Il voto spiana così la strada alla Commissione Ue per l’attuazione del secondo pacchetto Rde (guida reale) che prevede nuovi requisiti per le emissioni. Il regolamento europeo aveva stabilito che per i veicoli Euro 6 il limite di emissione per gli ossidi di azoto (NOx) fosse di 80 milligrammi a chilometro. Ora è passata la norma che alza i limiti per gli NOx del 110% nel periodo che va dal settembre 2017 al 31 dicembre 2018 e del 50% nel periodo successivo.

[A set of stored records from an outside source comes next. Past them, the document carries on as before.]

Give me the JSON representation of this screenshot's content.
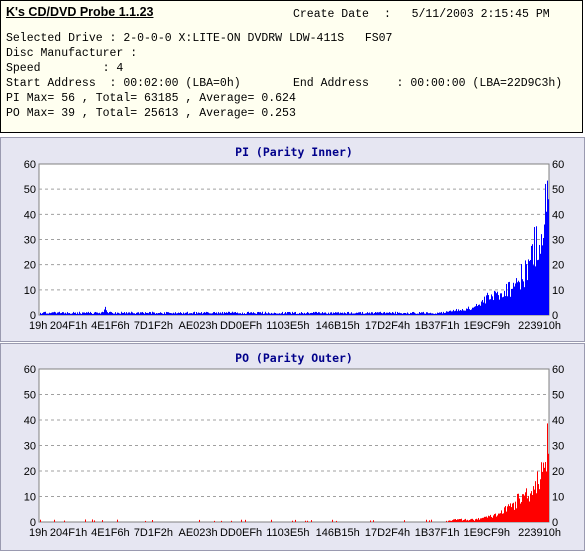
{
  "info": {
    "app_title": "K's CD/DVD Probe 1.1.23",
    "create_date_label": "Create Date",
    "create_date_value": ":   5/11/2003 2:15:45 PM",
    "selected_drive": "Selected Drive : 2-0-0-0 X:LITE-ON DVDRW LDW-411S   FS07",
    "disc_manufacturer": "Disc Manufacturer :",
    "speed": "Speed         : 4",
    "start_address": "Start Address  : 00:02:00 (LBA=0h)",
    "end_address": "End Address    : 00:00:00 (LBA=22D9C3h)",
    "pi_summary": "PI Max= 56 , Total= 63185 , Average= 0.624",
    "po_summary": "PO Max= 39 , Total= 25613 , Average= 0.253"
  },
  "colors": {
    "pi": "#0000ff",
    "po": "#ff0000",
    "panel_bg": "#e6e6f2",
    "plot_bg": "#ffffff",
    "title": "#00008b"
  },
  "chart_data": [
    {
      "type": "bar",
      "title": "PI (Parity Inner)",
      "x_tick_labels": [
        "19h",
        "204F1h",
        "4E1F6h",
        "7D1F2h",
        "AE023h",
        "DD0EFh",
        "1103E5h",
        "146B15h",
        "17D2F4h",
        "1B37F1h",
        "1E9CF9h",
        "223910h"
      ],
      "x_tick_lba": [
        25,
        132337,
        319990,
        512498,
        712739,
        905455,
        1115109,
        1338133,
        1561332,
        1783793,
        2006265,
        2242832
      ],
      "x_range_lba": [
        0,
        2284995
      ],
      "ylim": [
        0,
        60
      ],
      "y_ticks": [
        0,
        10,
        20,
        30,
        40,
        50,
        60
      ],
      "grid": "horizontal-dashed",
      "axis_labels_both_sides": true,
      "profile_lba": [
        0,
        143000,
        286000,
        290000,
        310000,
        330000,
        572000,
        858000,
        1144000,
        1430000,
        1700000,
        1773000,
        1860000,
        1925000,
        1975000,
        2010000,
        2045000,
        2075000,
        2110000,
        2145000,
        2170000,
        2195000,
        2215000,
        2235000,
        2250000,
        2262000,
        2275000,
        2284995
      ],
      "profile_value": [
        1,
        1,
        1,
        4,
        1,
        1,
        1,
        1,
        1,
        1,
        1,
        1,
        2,
        3,
        5,
        8,
        9,
        11,
        13,
        16,
        19,
        24,
        30,
        35,
        41,
        47,
        52,
        56
      ],
      "max": 56,
      "total": 63185,
      "average": 0.624
    },
    {
      "type": "bar",
      "title": "PO (Parity Outer)",
      "x_tick_labels": [
        "19h",
        "204F1h",
        "4E1F6h",
        "7D1F2h",
        "AE023h",
        "DD0EFh",
        "1103E5h",
        "146B15h",
        "17D2F4h",
        "1B37F1h",
        "1E9CF9h",
        "223910h"
      ],
      "x_tick_lba": [
        25,
        132337,
        319990,
        512498,
        712739,
        905455,
        1115109,
        1338133,
        1561332,
        1783793,
        2006265,
        2242832
      ],
      "x_range_lba": [
        0,
        2284995
      ],
      "ylim": [
        0,
        60
      ],
      "y_ticks": [
        0,
        10,
        20,
        30,
        40,
        50,
        60
      ],
      "grid": "horizontal-dashed",
      "axis_labels_both_sides": true,
      "profile_lba": [
        0,
        300000,
        600000,
        900000,
        1200000,
        1500000,
        1800000,
        1860000,
        1930000,
        2000000,
        2040000,
        2080000,
        2120000,
        2160000,
        2195000,
        2225000,
        2250000,
        2265000,
        2284995
      ],
      "profile_value": [
        0,
        0,
        0,
        0,
        0,
        0,
        0,
        1,
        1,
        2,
        3,
        5,
        8,
        11,
        14,
        18,
        23,
        30,
        39
      ],
      "max": 39,
      "total": 25613,
      "average": 0.253
    }
  ]
}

La proposta di regolamento Ue sulle emissioni auto inquinanti è un “importante risultato”, commenta in una nota l’Anfia, che “accoglie con favore” la decisione presa dal Parlamento europeo. L’associazione che rappresenta la filiera italiana dell’automotive, presieduta da Aurelio Nervo e diretta da Gianmarco Giorda, sottolinea come, in caso di affermazione della proposta della Commissione sarebbero stati a rischio i piani di pianificazione industriale delle aziende del settore. I piccoli motori diesel, inoltre, sarebbero potuti sparire in quanto non più convenienti, quindi troppo costosi, da produrre. “Il voto – aggiunge la nota – coniuga i benefici ambientali del nuovo approccio nel calcolo dei limiti alle emissioni dei veicoli, che avranno effetto, in particolare, sulla mobilità urbana, con i tempi minimi necessari all’industria automotive per adeguarsi”.

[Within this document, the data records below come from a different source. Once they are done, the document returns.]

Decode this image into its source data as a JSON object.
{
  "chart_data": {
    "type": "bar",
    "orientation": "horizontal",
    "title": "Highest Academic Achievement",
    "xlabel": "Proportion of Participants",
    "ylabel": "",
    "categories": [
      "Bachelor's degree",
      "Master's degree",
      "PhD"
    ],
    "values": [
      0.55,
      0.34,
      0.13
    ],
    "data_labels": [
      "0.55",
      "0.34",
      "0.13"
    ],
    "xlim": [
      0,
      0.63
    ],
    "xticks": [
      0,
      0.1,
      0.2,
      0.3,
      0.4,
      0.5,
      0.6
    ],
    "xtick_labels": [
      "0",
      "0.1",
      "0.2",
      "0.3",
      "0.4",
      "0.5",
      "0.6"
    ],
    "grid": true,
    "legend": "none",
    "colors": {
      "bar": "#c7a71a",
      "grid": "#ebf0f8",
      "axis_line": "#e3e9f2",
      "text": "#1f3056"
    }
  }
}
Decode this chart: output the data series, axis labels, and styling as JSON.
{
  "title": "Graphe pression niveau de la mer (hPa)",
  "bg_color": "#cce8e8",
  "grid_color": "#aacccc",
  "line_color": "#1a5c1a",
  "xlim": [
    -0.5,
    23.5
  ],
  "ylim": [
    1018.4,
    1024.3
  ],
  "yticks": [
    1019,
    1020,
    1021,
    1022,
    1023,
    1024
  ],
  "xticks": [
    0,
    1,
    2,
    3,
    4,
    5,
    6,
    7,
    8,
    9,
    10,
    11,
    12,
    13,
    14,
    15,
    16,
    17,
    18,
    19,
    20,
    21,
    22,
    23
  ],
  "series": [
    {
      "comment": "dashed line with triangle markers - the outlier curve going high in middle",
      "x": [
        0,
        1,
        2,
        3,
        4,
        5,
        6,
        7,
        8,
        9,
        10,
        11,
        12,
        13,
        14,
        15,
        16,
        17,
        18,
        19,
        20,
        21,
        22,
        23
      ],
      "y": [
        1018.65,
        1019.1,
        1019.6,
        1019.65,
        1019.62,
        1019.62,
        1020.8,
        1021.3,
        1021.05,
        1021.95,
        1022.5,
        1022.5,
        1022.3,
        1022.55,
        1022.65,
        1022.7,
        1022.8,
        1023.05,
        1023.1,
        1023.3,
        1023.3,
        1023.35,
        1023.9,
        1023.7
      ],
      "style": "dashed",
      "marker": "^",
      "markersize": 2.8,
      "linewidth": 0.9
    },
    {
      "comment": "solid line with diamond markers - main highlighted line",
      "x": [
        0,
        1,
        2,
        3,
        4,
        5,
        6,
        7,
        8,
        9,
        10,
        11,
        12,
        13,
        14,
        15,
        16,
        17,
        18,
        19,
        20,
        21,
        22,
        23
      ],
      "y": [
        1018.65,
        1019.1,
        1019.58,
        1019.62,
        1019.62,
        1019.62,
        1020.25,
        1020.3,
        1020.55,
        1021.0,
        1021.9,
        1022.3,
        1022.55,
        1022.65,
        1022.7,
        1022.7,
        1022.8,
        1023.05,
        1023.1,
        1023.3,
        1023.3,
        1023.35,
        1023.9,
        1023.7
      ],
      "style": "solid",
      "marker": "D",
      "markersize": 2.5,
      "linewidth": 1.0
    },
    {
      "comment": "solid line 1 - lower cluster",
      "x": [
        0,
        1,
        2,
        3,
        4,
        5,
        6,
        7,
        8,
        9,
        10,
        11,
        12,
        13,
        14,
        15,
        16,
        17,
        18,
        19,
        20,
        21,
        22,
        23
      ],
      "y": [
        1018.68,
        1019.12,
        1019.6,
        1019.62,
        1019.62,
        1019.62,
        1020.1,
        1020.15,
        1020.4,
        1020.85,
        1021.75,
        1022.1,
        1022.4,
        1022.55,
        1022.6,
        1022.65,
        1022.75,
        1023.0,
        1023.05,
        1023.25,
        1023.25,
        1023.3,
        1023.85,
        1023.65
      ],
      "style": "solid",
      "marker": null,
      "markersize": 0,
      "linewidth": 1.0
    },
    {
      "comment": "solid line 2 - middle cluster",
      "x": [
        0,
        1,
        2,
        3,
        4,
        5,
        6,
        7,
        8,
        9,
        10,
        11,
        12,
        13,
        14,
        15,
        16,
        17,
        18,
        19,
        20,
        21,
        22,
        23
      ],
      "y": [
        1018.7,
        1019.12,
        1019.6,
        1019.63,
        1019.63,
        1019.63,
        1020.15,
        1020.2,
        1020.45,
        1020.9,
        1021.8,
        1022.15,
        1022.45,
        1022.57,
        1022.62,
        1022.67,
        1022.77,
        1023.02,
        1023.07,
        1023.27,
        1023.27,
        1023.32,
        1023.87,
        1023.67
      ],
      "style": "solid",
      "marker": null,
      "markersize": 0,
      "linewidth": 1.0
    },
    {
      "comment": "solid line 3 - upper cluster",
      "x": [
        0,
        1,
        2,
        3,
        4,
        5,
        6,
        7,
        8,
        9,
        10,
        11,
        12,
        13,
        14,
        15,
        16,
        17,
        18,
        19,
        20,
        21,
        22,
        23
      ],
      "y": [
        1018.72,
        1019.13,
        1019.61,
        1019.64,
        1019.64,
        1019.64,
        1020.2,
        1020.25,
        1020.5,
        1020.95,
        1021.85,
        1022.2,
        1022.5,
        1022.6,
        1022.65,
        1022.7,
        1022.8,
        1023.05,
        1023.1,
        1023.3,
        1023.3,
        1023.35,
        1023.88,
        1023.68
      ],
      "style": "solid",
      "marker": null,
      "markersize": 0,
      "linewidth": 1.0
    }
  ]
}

Vengono intanto allo scoperto i nemici dell’auto, con nomi e cognomi. Tra questi, Massimo Paolucci, europarlamentare del Partito democratico.: “Non è ammissibile – sbotta – che nel 2021, dopo 15 anni dai limiti fissati nel 2007, i limiti di emissione di NOx (biossido di azoto) saranno raddoppiati. Le nostre città sono in ginocchio, colpite gravemente dall’inquinamento. Non possiamo perdere altro tempo. Per anni sono state vendute auto che inquinavano molto di più di quello che indicavano le prove in laboratorio”. Le solite frasi, i soliti attacchi di chi conosce poco la realtà dei fatti e gli investimenti fatti dall’industria proprio in funzione della qualità dell’aria, con i diesel di ultima generazione fondamentali per abbattere le emissioni di CO2
E sempre il Pd, con i senatori Vaccari e Tomaselli, critica aspramente la decisione dell’Europarlamento, mentre il “verde” Angelo Bonelli afferma che “il Parlamento europeo ha approvato una vera sanatoria nei confronti del dieselgate”. Bonelli si scaglia poi contro i parlamentari Ue, “la cui stragrande maggioranza, compresi gli esponenti italiani, si è inchinata alle lobby dell’auto calpestando il diritto alla salute e l’ambiente”. L’industria dell’auto fa e la solita politica parla.
Si è intanto svegliato il ministro dell’Ambiente, Gianluca Galletti, al quale saranno fischiate le orecchie visto che un giorno sì e uno no lo abbiamo tirato in ballo sul famoso decalogo anti-smog da lui proposto e rimasto lettera morta.
Per la rottamazione delle auto maggiormente inquinanti sarà il “tavolo verde” sulla lotta allo smog, che si riunirà ogni mese-mese e mezzo che “dovrà valutare se deve entrare nella politica della qualità dell’aria”, ha affermato dopo il lungo torpore. Scommettiamo che non accadrà niente? Galletti, deve decidere subito e lasci perdere i tavoli inutili, costosi e perditempo, di cui l’Italia vanta tanti poco edificanti primati.